Uno, dos, tres, cuatro, ya van siete, en el pelo, en la mochila, por los pasillos, en el patio, al menos doce, trece, quince, veintidós. Parece hecho de telgopor y es bien amarillo. Amarillo patito. Mide unos cuatro centímetros de alto, unos cuatro centímetros de ancho, no debe pesar más que una uva y está forrado con ese material como de felpa de los stickers de animales que coleccionaba cuando tenía 9 años y un álbum de tapa rosa con una bailarina en tutú que iba llenando de a poco. Para entenderlo hay que estar cerca. Es un pequeño pato y lleva un resorte que lo une a una hebilla negra. Es el pato “kawaii”.

La palabra viene del japonés, significa lindo o tierno o bonito o cualquier otro término que apunte a ello, a algo bello que de tan bello se sienten esas ganas de, como diría mi amiga Solange, agarrarlo de las mejillas y apretarlo tanto pero tanto de tanto amor que, bueno, si te destrozo, te destrozo. ¿No? El pato kawaii es también una moda, porque en las últimas semanas aparecieron primero en redes sociales y después en las calles y en todas partes, pero sobre todo en las cabezas de adolescentes. La mayoría de quienes lo usan se lo enganchan al pelo y la escena es algo a ser visto: una persona de unos 13 años, a veces más, mucho más, con un patito amarillo rebotando por sobre el peinado que sea: corto, corto con anteojos, largo, cola de caballo, trenza, rodete. Los pudorosos lo lucen en otras partes, lo prenden a las correas de las carteras, a los hombros, a las solapas de un abrigo. Parecen cosas de planos distintos y deben serlo, un mordisco al futuro: las redes sociales y la realidad a la vez. Algo así.

Cuesta entre ochocientos y mil quinientos pesos según el barrio, el local; en la Rural hasta hace unos días los vendían por arriba de los dos mil. Dicen muchas cosas sobre los orígenes. Que viene del animé, los dibujitos animados japoneses, que allí sus personajes suelen llevar objetos adorables sobre la cabeza. Dicen que primero lo usaron ellos y los chinos y los taiwaneses y los hongkoneses. También que es un gesto de amabilidad para el otro, que la intención es generosa, que la idea es usarlo para que quien mire sonría. Que trae suerte, que el amarillo representa energía positiva. Incluso que tiene tintes políticos, que en 2013 los patos fueron símbolo de la resistencia del pueblo de Hong Kong al gobierno chino.

La Feria del Libro de Buenos Aires estaba repleta de patitos en la cabeza. En grupo, en solitario, en selfies contra un stand. Fue ahí donde los vi en vivo por primera vez y hubo algo que me hizo pensar: nadie decía nada. No paraban a quienes los mostraban para interrumpirlos con un “¿qué es eso?; ¿de dónde lo sacaste?; ¿por qué?”. Me sentí avergonzada por querer preguntar porque hay algo bueno en esto de no hacerlo, de no cuestionar, de dejar que cada quien haga lo que quiera. Dicen que lo hacen para subirlo a Instagram, a TikTok. Dicen que es una cuestión estética. Dicen que es simpático.

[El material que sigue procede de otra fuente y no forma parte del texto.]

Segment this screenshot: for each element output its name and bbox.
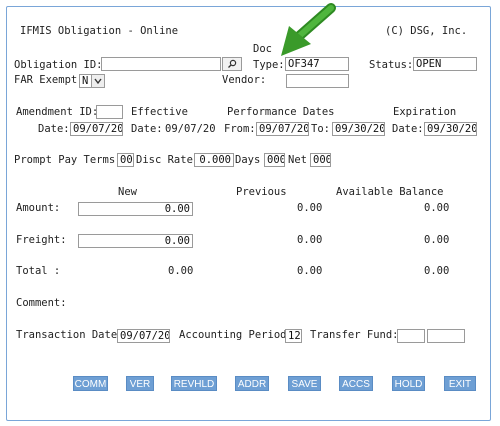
freight-available: 0.00 [424, 234, 450, 246]
to-date-field[interactable]: 09/30/20 [332, 122, 385, 136]
amendment-id-field[interactable] [96, 105, 123, 119]
accounting-period-field[interactable]: 12 [285, 329, 302, 343]
col-previous-header: Previous [236, 186, 287, 198]
accs-button[interactable]: ACCS [339, 376, 373, 391]
far-exempt-select[interactable]: N [79, 74, 105, 88]
exit-button[interactable]: EXIT [444, 376, 476, 391]
save-button[interactable]: SAVE [288, 376, 321, 391]
amount-available: 0.00 [424, 202, 450, 214]
obligation-id-field[interactable] [101, 57, 221, 71]
lookup-button[interactable] [222, 57, 242, 71]
disc-rate-field[interactable]: 0.000 [194, 153, 234, 167]
amount-label: Amount: [16, 202, 61, 214]
prompt-pay-field[interactable]: 00 [117, 153, 134, 167]
app-title: IFMIS Obligation - Online [20, 25, 179, 37]
amendment-date-label: Date: [38, 123, 70, 135]
net-field[interactable]: 000 [310, 153, 331, 167]
vendor-label: Vendor: [222, 74, 267, 86]
days-label: Days [235, 154, 261, 166]
chevron-down-icon [91, 75, 104, 87]
transfer-fund-label: Transfer Fund: [310, 329, 399, 341]
expiration-label: Expiration [393, 106, 457, 118]
transaction-date-field[interactable]: 09/07/20 [117, 329, 170, 343]
search-icon [228, 59, 237, 68]
freight-previous: 0.00 [297, 234, 323, 246]
col-new-header: New [118, 186, 137, 198]
effective-date-label: Date: [131, 123, 163, 135]
addr-button[interactable]: ADDR [235, 376, 269, 391]
transfer-fund-field-2[interactable] [427, 329, 465, 343]
transfer-fund-field-1[interactable] [397, 329, 425, 343]
obligation-id-label: Obligation ID: [14, 59, 103, 71]
annotation-arrow-icon [281, 3, 336, 56]
effective-date-value: 09/07/20 [165, 123, 216, 135]
status-field[interactable]: OPEN [413, 57, 477, 71]
to-label: To: [311, 123, 330, 135]
total-available: 0.00 [424, 265, 450, 277]
amendment-id-label: Amendment ID: [16, 106, 99, 118]
transaction-date-label: Transaction Date: [16, 329, 124, 341]
comment-label: Comment: [16, 297, 67, 309]
ver-button[interactable]: VER [126, 376, 154, 391]
copyright-text: (C) DSG, Inc. [385, 25, 468, 37]
amendment-date-field[interactable]: 09/07/20 [70, 122, 123, 136]
revhld-button[interactable]: REVHLD [171, 376, 217, 391]
status-label: Status: [369, 59, 414, 71]
days-field[interactable]: 000 [264, 153, 285, 167]
effective-label: Effective [131, 106, 188, 118]
from-date-field[interactable]: 09/07/20 [256, 122, 309, 136]
col-available-header: Available Balance [336, 186, 444, 198]
vendor-field[interactable] [286, 74, 349, 88]
far-exempt-value: N [82, 75, 89, 87]
total-new: 0.00 [168, 265, 194, 277]
net-label: Net [288, 154, 307, 166]
expiration-date-label: Date: [392, 123, 424, 135]
comm-button[interactable]: COMM [73, 376, 108, 391]
prompt-pay-label: Prompt Pay Terms: [14, 154, 122, 166]
total-previous: 0.00 [297, 265, 323, 277]
amount-previous: 0.00 [297, 202, 323, 214]
accounting-period-label: Accounting Period: [179, 329, 293, 341]
hold-button[interactable]: HOLD [392, 376, 425, 391]
expiration-date-field[interactable]: 09/30/20 [424, 122, 477, 136]
from-label: From: [224, 123, 256, 135]
far-exempt-label: FAR Exempt: [14, 74, 84, 86]
amount-new-field[interactable]: 0.00 [78, 202, 193, 216]
total-label: Total : [16, 265, 61, 277]
doc-label: Doc [253, 43, 272, 55]
freight-label: Freight: [16, 234, 67, 246]
disc-rate-label: Disc Rate [136, 154, 193, 166]
freight-new-field[interactable]: 0.00 [78, 234, 193, 248]
performance-dates-label: Performance Dates [227, 106, 335, 118]
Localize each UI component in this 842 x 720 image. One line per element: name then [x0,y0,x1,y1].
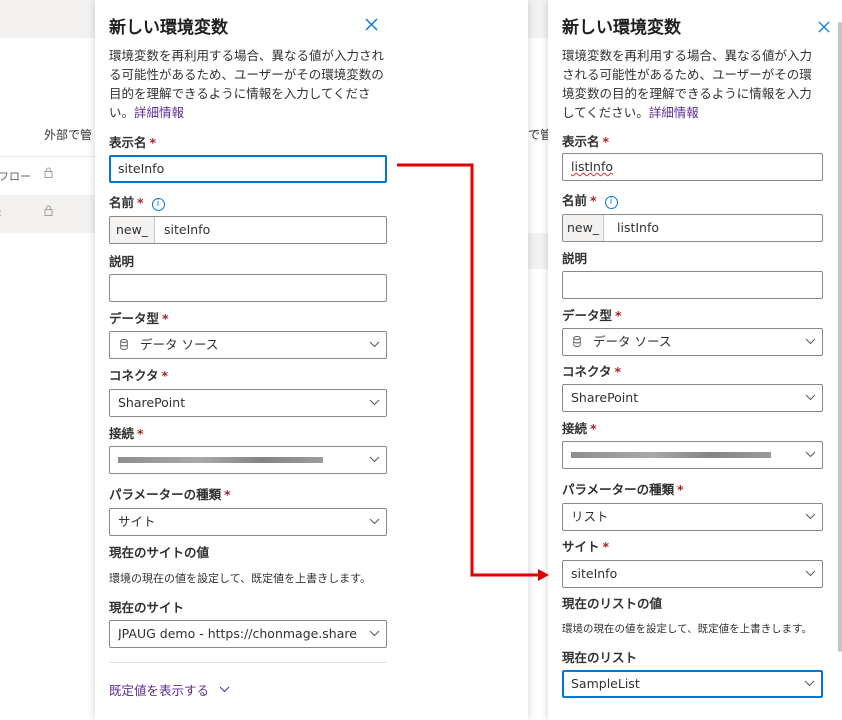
more-info-link[interactable]: 詳細情報 [649,105,699,120]
current-value-heading: 現在のリストの値 [562,596,663,611]
chevron-down-icon [369,621,380,637]
background-list-left: 外部で管 フロー : [0,0,95,720]
column-header-external: で管 [528,128,548,142]
redacted-connection [571,452,771,458]
show-default-toggle[interactable]: 既定値を表示する [109,680,230,699]
name-input[interactable]: new_ siteInfo [109,216,387,244]
name-value: listInfo [617,220,660,235]
close-icon[interactable] [365,18,378,35]
chevron-down-icon [804,672,815,687]
panel-title: 新しい環境変数 [109,18,228,38]
site-label: サイト * [562,539,610,554]
info-icon[interactable]: i [151,198,165,211]
connector-value: SharePoint [118,395,186,410]
lock-icon [44,167,53,181]
parameter-type-dropdown[interactable]: サイト [109,508,387,536]
parameter-type-value: リスト [571,509,609,524]
connector-label: コネクタ * [562,364,622,379]
name-label: 名前 * i [109,192,165,211]
background-list-middle: で管 [528,0,548,720]
new-env-variable-panel-right: 新しい環境変数 環境変数を再利用する場合、異なる値が入力される可能性があるため、… [548,0,842,720]
display-name-input[interactable]: listInfo [562,153,823,181]
panel-title: 新しい環境変数 [562,18,681,38]
display-name-input[interactable]: siteInfo [109,155,387,183]
display-name-value: listInfo [571,159,614,174]
current-site-dropdown[interactable]: JPAUG demo - https://chonmage.sharepo... [109,620,387,648]
current-value-note: 環境の現在の値を設定して、既定値を上書きします。 [109,572,372,585]
description-input[interactable] [109,274,387,302]
chevron-down-icon [369,509,380,525]
description-label: 説明 [109,254,135,269]
scrollbar[interactable] [838,22,842,652]
new-env-variable-panel-left: 新しい環境変数 環境変数を再利用する場合、異なる値が入力される可能性があるため、… [95,0,528,720]
chevron-down-icon [805,385,816,401]
table-row-selected[interactable]: : [0,195,95,233]
close-icon[interactable] [818,20,830,37]
name-prefix: new_ [563,215,604,241]
database-icon [120,339,128,350]
lock-icon [44,205,53,219]
current-value-heading: 現在のサイトの値 [109,545,210,560]
data-type-label: データ型 * [109,311,169,326]
connector-dropdown[interactable]: SharePoint [562,384,823,412]
connector-label: コネクタ * [109,368,169,383]
current-list-value: SampleList [571,676,640,691]
site-value: siteInfo [571,566,618,581]
description-input[interactable] [562,271,823,299]
chevron-down-icon [369,390,380,406]
chevron-down-icon [805,329,816,345]
data-type-dropdown[interactable]: データ ソース [562,328,823,356]
chevron-down-icon [369,447,380,463]
parameter-type-label: パラメーターの種類 * [562,482,684,497]
chevron-down-icon [369,332,380,348]
chevron-down-icon [805,442,816,458]
data-type-dropdown[interactable]: データ ソース [109,331,387,359]
name-prefix: new_ [110,217,155,243]
connection-dropdown[interactable] [562,441,823,469]
panel-description: 環境変数を再利用する場合、異なる値が入力される可能性があるため、ユーザーがその環… [109,46,389,122]
name-value: siteInfo [164,222,211,237]
connection-label: 接続 * [562,421,597,436]
current-site-label: 現在のサイト [109,600,185,615]
show-default-label: 既定値を表示する [109,683,210,698]
name-input[interactable]: new_ listInfo [562,214,823,242]
chevron-down-icon [219,681,230,696]
data-type-label: データ型 * [562,308,622,323]
parameter-type-label: パラメーターの種類 * [109,487,231,502]
redacted-connection [118,457,323,463]
current-list-label: 現在のリスト [562,650,638,665]
current-list-dropdown[interactable]: SampleList [562,670,823,698]
connector-value: SharePoint [571,390,639,405]
divider [109,662,387,663]
connection-dropdown[interactable] [109,446,387,474]
table-row-selected[interactable] [528,233,548,269]
connection-label: 接続 * [109,426,144,441]
database-icon [573,336,581,347]
chevron-down-icon [805,561,816,577]
table-row[interactable]: フロー [0,156,95,196]
panel-description: 環境変数を再利用する場合、異なる値が入力される可能性があるため、ユーザーがその環… [562,46,814,122]
display-name-value: siteInfo [118,161,165,176]
chevron-down-icon [805,504,816,520]
display-name-label: 表示名 * [562,134,610,149]
name-label: 名前 * i [562,190,618,209]
parameter-type-value: サイト [118,514,156,529]
display-name-label: 表示名 * [109,135,157,150]
description-label: 説明 [562,251,588,266]
current-value-note: 環境の現在の値を設定して、既定値を上書きします。 [562,623,813,635]
parameter-type-dropdown[interactable]: リスト [562,503,823,531]
row-text: フロー [0,170,31,183]
current-site-value: JPAUG demo - https://chonmage.sharepo... [118,626,358,641]
data-type-value: データ ソース [593,334,672,349]
site-dropdown[interactable]: siteInfo [562,560,823,588]
info-icon[interactable]: i [604,196,618,209]
more-info-link[interactable]: 詳細情報 [134,105,184,120]
connector-dropdown[interactable]: SharePoint [109,389,387,417]
column-header-external: 外部で管 [44,128,93,142]
row-marker: : [0,206,2,219]
data-type-value: データ ソース [140,337,219,352]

Para mí es una lucha interna constante. Busco todo el tiempo entender todo. Ignorar ese primer pensamiento que tengo ante lo que pasa con las generaciones que me siguen, intento aceptar todo, ser esa persona que se pregunta todo el tiempo todo sobre lo que le enseñaron, revisar todo para romper con lo impuesto y montarlo de cero y aprender todo como si fuera nuevo. Intento no agarrarme del pasado como esa niña que acompaña a su madre cuando hace los mandados, intento quebrar mi educación muy década del 90 pero ¿por qué caminan con un pato en la cabeza? A veces me da un poco de miedo que aceptemos todo, que miremos las cosas, no las comprendamos y las aceptemos igual.

El pato es un mordisco al futuro, eso, me lo repito. Un híbrido. Hoy lo que pasa en la calle se entiende en la red social.